From 2008, Long was employed by SAB as a district manager. His responsibilities included ensuring that the company complied with all legal requirements in respect of its operation in the Border District, including requirements relating to licensing and maintaining a fleet of vehicles. In late 2012, Long was informed about irregularities regarding the vehicle fleet including fraudulent activities. An investigation revealed discrepancies in fleet records, also that vehicles and trailers were unlicensed and not roadworthy. In May 2013, a trailer was involved in a fatal accident. Shortly thereafter Long was advised that he was being investigated for dereliction of duties and gross negligence. He was placed on precautionary suspension to ensure that the investigation could proceed unhindered.
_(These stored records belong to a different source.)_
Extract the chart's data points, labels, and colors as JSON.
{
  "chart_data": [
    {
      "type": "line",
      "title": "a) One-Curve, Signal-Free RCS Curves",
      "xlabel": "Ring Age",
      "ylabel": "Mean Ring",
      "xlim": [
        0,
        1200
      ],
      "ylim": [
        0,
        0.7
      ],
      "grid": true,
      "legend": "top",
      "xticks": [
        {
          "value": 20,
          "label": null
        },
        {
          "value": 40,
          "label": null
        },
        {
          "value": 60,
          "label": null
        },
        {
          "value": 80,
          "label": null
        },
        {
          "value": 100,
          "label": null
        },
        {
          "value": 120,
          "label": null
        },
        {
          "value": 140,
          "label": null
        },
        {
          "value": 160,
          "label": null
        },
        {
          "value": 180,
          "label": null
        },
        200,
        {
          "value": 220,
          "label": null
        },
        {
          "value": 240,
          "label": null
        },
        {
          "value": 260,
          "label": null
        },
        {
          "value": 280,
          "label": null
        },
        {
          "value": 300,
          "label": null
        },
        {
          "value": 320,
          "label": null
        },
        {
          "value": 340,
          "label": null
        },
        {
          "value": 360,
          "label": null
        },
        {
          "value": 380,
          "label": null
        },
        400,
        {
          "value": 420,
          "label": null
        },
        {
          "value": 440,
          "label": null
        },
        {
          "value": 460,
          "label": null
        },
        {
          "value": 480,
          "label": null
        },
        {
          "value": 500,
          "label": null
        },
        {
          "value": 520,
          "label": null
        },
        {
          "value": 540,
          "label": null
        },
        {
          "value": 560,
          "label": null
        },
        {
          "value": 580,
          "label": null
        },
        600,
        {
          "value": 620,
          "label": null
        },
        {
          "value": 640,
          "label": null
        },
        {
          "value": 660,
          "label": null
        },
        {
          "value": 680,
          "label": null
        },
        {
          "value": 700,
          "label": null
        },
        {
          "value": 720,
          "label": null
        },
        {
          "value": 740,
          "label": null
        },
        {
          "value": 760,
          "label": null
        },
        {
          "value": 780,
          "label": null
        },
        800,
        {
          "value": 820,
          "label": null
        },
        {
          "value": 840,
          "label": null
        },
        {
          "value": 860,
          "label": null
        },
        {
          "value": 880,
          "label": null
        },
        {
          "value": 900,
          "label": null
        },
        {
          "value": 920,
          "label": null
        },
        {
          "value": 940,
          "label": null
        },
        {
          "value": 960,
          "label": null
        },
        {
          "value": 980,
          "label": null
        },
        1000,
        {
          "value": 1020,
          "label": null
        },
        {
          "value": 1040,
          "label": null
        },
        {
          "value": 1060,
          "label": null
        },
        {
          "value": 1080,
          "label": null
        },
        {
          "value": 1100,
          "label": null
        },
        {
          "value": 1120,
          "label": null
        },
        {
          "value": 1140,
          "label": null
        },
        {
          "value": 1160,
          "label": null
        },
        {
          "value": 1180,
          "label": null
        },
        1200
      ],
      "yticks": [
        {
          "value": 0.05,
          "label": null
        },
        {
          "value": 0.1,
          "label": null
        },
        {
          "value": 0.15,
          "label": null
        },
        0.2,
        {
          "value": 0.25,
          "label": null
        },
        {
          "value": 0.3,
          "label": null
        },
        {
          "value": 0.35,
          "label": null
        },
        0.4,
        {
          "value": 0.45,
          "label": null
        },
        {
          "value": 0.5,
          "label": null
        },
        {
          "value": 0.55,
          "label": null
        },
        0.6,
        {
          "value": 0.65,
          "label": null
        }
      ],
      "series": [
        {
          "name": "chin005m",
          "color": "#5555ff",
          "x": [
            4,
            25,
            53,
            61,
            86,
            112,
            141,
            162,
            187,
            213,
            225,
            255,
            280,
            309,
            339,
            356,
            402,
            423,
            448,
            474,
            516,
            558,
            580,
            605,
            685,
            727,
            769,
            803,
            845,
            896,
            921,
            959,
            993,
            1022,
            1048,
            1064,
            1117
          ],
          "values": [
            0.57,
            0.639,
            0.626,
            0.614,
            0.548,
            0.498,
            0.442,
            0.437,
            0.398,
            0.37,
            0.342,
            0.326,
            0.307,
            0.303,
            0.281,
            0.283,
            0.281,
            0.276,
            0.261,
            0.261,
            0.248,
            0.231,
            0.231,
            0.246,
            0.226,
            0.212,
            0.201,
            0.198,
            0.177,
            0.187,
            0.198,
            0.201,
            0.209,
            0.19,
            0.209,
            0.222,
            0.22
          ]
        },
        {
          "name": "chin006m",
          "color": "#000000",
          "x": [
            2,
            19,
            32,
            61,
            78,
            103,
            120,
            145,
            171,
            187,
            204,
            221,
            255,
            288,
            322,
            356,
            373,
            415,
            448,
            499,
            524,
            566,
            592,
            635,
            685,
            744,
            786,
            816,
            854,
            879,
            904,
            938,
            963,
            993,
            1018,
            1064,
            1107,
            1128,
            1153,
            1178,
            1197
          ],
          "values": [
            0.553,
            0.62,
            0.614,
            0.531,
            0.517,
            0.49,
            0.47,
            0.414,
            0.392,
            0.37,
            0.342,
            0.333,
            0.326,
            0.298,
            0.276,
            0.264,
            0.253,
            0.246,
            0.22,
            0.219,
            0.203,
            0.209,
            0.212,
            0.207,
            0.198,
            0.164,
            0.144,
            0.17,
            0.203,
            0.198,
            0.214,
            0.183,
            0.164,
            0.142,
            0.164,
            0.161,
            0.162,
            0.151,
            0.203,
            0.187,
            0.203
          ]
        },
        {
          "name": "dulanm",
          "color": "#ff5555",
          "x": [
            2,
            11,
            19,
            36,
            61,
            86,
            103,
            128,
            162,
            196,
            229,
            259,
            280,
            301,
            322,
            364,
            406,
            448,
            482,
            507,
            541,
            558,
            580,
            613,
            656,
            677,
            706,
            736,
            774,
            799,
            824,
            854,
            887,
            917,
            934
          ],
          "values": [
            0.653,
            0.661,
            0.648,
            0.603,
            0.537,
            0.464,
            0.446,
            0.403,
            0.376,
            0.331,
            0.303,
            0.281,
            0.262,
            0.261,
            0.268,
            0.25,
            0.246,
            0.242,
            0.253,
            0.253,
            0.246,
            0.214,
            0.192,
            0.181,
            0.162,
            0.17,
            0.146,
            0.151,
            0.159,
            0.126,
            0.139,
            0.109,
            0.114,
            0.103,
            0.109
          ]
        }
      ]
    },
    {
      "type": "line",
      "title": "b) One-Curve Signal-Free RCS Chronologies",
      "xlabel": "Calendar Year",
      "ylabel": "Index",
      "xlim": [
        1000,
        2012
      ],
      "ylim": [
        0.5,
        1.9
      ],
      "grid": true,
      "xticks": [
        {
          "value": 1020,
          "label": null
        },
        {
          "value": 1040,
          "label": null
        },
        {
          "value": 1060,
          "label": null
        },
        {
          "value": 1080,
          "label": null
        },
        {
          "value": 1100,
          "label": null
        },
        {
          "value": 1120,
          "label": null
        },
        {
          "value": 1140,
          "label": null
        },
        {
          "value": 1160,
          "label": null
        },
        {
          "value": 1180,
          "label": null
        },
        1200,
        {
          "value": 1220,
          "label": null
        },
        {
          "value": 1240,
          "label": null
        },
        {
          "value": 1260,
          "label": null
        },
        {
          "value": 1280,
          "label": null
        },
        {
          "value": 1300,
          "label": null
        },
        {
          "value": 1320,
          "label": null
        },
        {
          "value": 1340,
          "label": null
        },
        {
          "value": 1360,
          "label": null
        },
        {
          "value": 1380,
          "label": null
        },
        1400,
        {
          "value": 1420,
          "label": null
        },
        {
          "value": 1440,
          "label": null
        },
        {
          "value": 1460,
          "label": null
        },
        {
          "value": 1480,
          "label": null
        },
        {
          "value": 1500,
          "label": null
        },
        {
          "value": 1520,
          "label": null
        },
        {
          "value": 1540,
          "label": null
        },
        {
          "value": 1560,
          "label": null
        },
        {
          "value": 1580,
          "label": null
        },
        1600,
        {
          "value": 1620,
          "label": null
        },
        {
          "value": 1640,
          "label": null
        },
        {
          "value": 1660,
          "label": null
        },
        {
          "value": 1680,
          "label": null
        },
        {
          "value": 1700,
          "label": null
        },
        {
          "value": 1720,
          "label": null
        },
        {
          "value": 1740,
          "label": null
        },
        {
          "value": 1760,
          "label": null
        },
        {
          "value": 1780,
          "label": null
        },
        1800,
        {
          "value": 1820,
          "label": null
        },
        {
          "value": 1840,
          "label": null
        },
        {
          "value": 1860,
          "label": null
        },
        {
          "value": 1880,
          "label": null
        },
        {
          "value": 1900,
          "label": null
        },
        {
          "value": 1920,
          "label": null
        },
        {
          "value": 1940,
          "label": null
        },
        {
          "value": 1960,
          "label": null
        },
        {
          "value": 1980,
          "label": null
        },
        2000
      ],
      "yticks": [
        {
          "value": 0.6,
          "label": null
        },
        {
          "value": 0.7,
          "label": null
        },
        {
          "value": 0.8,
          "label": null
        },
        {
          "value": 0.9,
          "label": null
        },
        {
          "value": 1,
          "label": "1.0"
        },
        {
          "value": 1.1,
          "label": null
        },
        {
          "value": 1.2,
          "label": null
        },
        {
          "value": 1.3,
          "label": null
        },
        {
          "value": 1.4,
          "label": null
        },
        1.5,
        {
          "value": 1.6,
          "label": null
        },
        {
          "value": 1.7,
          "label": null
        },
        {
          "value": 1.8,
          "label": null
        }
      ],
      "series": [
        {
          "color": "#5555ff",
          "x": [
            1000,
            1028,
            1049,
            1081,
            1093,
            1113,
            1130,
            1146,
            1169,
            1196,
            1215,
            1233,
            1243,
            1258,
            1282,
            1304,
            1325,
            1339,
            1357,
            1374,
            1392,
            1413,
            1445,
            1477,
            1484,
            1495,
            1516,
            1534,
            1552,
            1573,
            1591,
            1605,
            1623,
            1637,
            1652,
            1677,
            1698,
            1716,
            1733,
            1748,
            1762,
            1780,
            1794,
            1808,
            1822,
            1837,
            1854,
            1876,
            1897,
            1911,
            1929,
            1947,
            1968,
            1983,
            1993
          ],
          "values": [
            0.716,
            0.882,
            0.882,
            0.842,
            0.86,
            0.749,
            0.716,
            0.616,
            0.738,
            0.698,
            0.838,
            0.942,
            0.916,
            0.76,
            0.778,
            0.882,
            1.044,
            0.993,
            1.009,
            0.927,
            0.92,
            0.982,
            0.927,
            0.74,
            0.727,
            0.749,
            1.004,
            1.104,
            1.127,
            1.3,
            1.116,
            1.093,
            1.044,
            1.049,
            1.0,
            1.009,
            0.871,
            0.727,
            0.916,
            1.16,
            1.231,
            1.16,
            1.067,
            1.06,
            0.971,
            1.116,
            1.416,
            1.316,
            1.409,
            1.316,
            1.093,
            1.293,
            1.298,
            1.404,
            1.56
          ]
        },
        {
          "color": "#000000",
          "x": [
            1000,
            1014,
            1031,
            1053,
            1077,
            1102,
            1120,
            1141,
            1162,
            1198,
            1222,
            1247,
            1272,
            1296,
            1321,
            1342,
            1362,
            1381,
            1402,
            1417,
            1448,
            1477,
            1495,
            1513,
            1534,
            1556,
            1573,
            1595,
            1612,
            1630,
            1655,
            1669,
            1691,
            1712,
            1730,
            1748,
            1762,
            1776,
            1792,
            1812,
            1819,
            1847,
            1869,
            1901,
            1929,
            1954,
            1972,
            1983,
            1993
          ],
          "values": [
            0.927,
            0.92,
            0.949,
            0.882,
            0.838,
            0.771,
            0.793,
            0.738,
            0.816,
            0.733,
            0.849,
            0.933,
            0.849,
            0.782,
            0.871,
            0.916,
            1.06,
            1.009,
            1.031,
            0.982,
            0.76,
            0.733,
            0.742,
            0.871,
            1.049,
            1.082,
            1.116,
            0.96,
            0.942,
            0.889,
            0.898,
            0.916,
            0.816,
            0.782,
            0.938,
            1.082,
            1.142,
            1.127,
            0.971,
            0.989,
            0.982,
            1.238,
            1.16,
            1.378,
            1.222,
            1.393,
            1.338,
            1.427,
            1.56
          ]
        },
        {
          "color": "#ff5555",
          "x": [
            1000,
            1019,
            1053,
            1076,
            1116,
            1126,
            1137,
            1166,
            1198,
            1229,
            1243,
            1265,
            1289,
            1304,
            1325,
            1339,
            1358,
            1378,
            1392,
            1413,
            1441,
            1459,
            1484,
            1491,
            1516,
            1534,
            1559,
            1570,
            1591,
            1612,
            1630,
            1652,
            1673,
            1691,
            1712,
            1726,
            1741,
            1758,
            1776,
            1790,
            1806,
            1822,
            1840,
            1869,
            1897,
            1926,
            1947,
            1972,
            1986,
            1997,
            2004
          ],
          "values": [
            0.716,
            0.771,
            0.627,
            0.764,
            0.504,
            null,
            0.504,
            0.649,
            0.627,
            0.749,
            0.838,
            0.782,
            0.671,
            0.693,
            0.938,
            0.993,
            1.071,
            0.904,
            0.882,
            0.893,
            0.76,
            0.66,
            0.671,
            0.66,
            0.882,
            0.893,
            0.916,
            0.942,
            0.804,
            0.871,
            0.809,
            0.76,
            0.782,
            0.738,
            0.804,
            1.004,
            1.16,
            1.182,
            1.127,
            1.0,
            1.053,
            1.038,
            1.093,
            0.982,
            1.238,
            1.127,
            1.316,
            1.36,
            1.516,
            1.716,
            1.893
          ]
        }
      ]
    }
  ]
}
In August 2013, three months after being placed on suspension, Long was given notice to attend a disciplinary enquiry for allegations of gross dereliction of duties, gross negligence, dishonesty, derivative misconduct and bringing the company’s name into disrepute. The hearing commenced in late August. In October 2013, Long was found guilty of three of the allegations and was dismissed.
Long took the matter to the CCMA in two separate disputes. The first concerned his suspension pending disciplinary proceedings. The arbitrator held that his suspension amounted to an unfair labour practice because he had not been given a prior hearing and that the suspension was unreasonably long. As a result, Long was awarded two months’ compensation. In the second dispute relating to Long’s dismissal, the arbitrator found that the illegalities regarding the maintenance and registration of vehicles did not fall within his responsibility and ordered SAB to reinstate him.
On review, the Labour Court set aside both awards. Leave to appeal to the Labour Appeal Court was refused, but the Constitutional Court granted Long leave to appeal on the question of whether a pre-suspension hearing is required in the case of a precautionary suspension.
Regarding suspension, the Labour Court held that, where a suspension is precautionary and with full salary, there is no requirement that the employee be allowed to make representations. In the Constitutional Court, Long submitted that this finding went against existing case law and that the arbitrator’s finding that the length of the suspension was punitive meant that it was unfair.
The Court however held that when assessing whether a precautionary suspension is permissible, the presiding officer must determine whether there is a fair reason for the suspension and whether it prejudices the employee. But suspension for the purpose of an investigation is a fair reason, and where suspension is on full pay “cognisable prejudice will be ameliorated.” Even if the employee was not given an opportunity to make pre-suspension representations, under the circumstances, the suspension did not materially prejudice Long. As for the delay or length of the suspension, the court did not find it to be substantial.
Thus, the LRA’s requirements relating to fair disciplinary action do not apply when suspensions are instituted for precautionary as opposed to punitive reasons. As the Court summarised, “[w]here the suspension is precautionary and not punitive, there is no requirement to afford the employee an opportunity to make representations.”
This judgement is good news for employers as it will speed up the overall disciplinary process and does away with the need to deal with unnecessary suspension disputes.